Programa da Orla Costeira Alcobaça-Cabo Espichel

Programa da Orla Costeira Alcobaça-Cabo Espichel

Os programas de orla costeira constituem um meio de intervenção do Governo e visam a prossecução de objetivos considerados indispensáveis à tutela de interesses públicos e de recursos de relevância nacional com repercussão territorial, estabelecem exclusivamente regimes de salvaguarda de recursos e valores naturais, através de medidas que instituem ações permitidas, condicionadas ou interditas em função dos objetivos de cada programa, prevalecendo sobre os planos territoriais de âmbito intermunicipal e municipal.

A elaboração dos programas de orla costeira, enquanto instrumentos de gestão territorial da orla costeira, encontra-se regulamentada pelo Decreto-Lei n.º 159/2012, de 24 de julho, que define o quadro de princípios a observar na gestão da orla costeira: sustentabilidade e solidariedade intergeracional; coesão e equidade; prevenção e precaução; subsidiariedade; participação; corresponsabilização; operacionalidade.
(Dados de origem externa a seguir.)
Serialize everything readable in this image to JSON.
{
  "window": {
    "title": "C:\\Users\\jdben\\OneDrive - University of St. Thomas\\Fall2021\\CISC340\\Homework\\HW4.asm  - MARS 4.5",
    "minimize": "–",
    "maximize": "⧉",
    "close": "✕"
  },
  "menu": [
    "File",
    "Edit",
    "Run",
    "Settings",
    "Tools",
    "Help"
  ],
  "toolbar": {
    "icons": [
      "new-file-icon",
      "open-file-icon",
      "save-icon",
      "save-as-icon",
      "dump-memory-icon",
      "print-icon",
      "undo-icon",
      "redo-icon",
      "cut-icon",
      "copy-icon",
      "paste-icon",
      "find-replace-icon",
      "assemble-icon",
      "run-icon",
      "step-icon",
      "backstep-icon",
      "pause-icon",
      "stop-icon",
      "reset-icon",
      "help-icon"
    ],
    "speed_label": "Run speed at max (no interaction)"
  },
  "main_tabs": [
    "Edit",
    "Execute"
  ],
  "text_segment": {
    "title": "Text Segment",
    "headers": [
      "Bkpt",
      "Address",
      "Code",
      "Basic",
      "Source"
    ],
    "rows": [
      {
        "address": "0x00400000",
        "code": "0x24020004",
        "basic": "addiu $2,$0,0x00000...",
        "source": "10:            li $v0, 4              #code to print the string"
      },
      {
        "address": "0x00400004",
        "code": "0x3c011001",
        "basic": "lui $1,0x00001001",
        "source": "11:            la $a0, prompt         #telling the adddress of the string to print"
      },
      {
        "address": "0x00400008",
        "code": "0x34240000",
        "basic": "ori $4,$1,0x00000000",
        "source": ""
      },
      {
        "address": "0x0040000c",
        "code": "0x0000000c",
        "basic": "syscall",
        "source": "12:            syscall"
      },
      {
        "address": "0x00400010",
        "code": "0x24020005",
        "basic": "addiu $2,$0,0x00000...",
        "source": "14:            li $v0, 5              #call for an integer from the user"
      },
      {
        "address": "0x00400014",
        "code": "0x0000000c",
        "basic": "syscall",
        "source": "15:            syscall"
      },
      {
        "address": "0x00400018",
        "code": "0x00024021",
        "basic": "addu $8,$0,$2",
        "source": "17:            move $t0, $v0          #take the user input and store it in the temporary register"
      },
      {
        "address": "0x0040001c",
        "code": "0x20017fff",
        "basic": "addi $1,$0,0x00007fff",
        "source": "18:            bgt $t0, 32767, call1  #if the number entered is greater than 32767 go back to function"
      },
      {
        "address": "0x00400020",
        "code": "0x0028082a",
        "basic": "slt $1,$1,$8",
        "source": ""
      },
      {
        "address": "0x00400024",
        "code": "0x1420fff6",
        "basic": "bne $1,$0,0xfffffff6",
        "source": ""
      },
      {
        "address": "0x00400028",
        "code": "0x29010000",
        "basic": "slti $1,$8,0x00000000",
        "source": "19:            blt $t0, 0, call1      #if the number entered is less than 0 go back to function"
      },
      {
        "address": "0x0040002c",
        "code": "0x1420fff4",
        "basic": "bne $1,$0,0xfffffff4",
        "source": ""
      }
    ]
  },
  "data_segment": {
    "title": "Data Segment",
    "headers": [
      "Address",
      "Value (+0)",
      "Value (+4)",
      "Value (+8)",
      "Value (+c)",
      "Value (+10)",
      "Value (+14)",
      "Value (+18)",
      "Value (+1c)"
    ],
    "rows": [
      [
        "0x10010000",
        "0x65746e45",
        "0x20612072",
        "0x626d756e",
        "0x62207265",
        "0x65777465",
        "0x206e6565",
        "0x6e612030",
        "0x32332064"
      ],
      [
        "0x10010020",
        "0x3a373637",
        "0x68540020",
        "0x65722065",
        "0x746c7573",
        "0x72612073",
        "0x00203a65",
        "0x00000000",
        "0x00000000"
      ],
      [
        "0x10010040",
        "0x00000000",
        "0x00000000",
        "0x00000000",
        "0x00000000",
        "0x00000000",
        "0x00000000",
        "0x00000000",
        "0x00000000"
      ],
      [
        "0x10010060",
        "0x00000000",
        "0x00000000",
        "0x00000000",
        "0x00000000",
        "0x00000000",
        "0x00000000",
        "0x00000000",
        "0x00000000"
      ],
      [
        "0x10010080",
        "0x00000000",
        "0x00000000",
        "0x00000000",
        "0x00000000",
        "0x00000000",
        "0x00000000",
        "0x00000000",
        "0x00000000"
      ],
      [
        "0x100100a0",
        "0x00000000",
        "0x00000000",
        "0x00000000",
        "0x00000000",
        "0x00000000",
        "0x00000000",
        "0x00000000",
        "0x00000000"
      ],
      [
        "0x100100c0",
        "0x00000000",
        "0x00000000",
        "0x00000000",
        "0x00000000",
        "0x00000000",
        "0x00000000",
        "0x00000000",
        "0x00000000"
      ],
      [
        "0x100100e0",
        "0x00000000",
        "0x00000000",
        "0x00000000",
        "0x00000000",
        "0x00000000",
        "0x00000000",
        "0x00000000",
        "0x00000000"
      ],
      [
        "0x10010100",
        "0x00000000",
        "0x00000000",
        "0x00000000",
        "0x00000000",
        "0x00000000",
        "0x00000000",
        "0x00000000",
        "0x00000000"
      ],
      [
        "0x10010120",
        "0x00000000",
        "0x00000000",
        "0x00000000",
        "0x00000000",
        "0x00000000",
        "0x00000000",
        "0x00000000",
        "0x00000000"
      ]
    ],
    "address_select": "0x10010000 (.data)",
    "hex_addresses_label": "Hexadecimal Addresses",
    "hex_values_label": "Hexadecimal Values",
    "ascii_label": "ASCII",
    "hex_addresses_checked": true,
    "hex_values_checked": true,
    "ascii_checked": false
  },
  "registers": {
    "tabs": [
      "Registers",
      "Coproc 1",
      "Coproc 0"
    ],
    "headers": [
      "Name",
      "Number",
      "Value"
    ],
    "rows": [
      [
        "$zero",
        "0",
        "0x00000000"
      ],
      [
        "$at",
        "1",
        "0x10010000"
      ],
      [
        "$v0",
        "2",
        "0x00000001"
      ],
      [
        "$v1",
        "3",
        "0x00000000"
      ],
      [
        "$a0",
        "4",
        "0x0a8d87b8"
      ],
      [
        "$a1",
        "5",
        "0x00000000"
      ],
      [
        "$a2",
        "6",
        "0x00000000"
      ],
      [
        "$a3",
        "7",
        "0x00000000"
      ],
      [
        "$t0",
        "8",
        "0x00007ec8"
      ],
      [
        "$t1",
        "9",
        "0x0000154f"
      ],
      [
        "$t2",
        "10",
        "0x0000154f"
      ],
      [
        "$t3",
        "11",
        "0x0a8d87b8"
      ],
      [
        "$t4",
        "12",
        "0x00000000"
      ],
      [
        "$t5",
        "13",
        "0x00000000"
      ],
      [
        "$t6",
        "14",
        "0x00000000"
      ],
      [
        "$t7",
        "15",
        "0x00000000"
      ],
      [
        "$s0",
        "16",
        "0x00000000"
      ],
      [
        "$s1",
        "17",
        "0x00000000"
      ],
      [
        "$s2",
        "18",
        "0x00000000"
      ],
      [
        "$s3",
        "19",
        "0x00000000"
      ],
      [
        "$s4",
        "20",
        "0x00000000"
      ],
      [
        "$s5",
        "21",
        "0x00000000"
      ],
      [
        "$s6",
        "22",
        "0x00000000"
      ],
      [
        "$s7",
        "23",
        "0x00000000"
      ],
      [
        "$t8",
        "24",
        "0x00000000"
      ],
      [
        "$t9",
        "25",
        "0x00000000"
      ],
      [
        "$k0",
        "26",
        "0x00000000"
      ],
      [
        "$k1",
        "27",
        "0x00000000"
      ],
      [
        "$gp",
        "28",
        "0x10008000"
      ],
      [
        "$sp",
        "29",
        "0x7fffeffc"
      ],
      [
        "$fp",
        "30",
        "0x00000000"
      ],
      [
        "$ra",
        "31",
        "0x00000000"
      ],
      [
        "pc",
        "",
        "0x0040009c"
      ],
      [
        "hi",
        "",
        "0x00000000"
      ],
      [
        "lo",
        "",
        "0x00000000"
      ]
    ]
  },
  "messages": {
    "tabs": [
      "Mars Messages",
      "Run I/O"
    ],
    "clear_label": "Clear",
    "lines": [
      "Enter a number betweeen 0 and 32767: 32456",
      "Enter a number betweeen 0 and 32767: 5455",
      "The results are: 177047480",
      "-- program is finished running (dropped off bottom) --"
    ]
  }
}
A elaboração do Programa da Orla Costeira Alcobaça – Cabo Espichel (POC-ACE), foi determinada pelo Despacho n.º 9166/2011, publicado no Diário da Republica, 2.ª serie, nº 138, de 20/07/2011, e corresponde à revisão e fusão num único programa especial dos três Planos de Ordenamento da Orla Costeira (POOC) em vigor no sector litoral da região hidrográfica do Tejo e Oeste:

• POOC Alcobaça – Mafra, aprovado pela Resolução do Conselho de Ministros n.º 11/2002 de 17 de janeiro);

• POOC Cidadela – São Julião da Barra, aprovado pela Resolução do Conselho de Ministros n.º 123/98, de 19 de outubro, retificada pela Declaração de Retificação de n.º 22-H/98, de 30 de novembro e alterada pela Resolução do Conselho de Ministros n.º 82/2012, de 3 de outubro;

• POOC Sintra – Sado, aprovado pela Resolução do Conselho de Ministros n.º 86/2003 de 25 de junho

Face à publicação da Lei nº 31/2014 de 30 de maio, que aprova as bases gerais da política de solos, do ordenamento do território e do urbanismo, e posteriormente do Decreto-Lei n.º 80/2015 de 14 de maio, que estabelece o novo regime jurídico dos instrumentos de gestão territorial, o conteúdo do plano em revisão foi adaptado ao novo enquadramento legal, segundo o qual os planos especiais passam a ser designados por programas especiais.

A área de intervenção do Programa da Orla Costeira Alcobaça-Cabo Espichel  (POC-ACE), abrange 224 km da orla costeira repartidos por 12 concelhos, e inclui, as águas marítimas costeiras e interiores e os respetivos leitos e margens, assim como as faixas de proteção marítimas e terrestres inseridas na área de circunscrição territorial da ARH Tejo e Oeste, dos municípios de Alcobaça, Nazaré, Caldas da Rainha, Óbidos, Peniche, Lourinhã, Torres Vedras, Mafra, Sintra, Cascais, Almada e Sesimbra. 

O Programa de Orla Costeira Alcobaça – Cabo Espichel (POC-ACE) foi aprovado pela Resolução de Conselho de Ministros n.º 66/2019, de 11 de abril.

 

O POC-ACE é composto por:

  • Diretivas;
  • Modelo Territorial, que apresenta a expressão gráfica territorial das diretivas (visualizador e versão pdf: Folha1, Folha2, Folha3, Folha4, Folha5, Folha6 e Folha7) 

Complementarmente, o POC é acompanhado por:

  • Relatório do programa;
  • Programa de execução, que inclui o programa de medidas de gestão, proteção, conservação e valorização dos recursos hídricos e plano de financiamento;
  • Indicadores qualitativos e quantitativos que suportem a avaliação do Programa, incluidos no Relatório do programa.

 

Regulamento de Gestão das Praias Marítimas e do Domínio Hídrico e Regulamento de Gestão das Lagoas de Óbidos e Albufeira

Regulamento de Gestão das Praias Marítimas e do Domínio Hídrico, e o Regulamento de Gestão das Lagoas de Óbidos e Albufeira foram aprovados pela Autoridade Nacional da Água, por deliberação de 19 de julho de 2019 do Conselho Diretivo e publicado em Diário da República pelo Aviso n.º 12492/2019, de 6 de agosto.

Os Planos de Intervenção nas Praias Marítimas e Planos de Intervenção nas Zonas Balneares das Lagoas, constituem o Anexo IV deste Regulamento.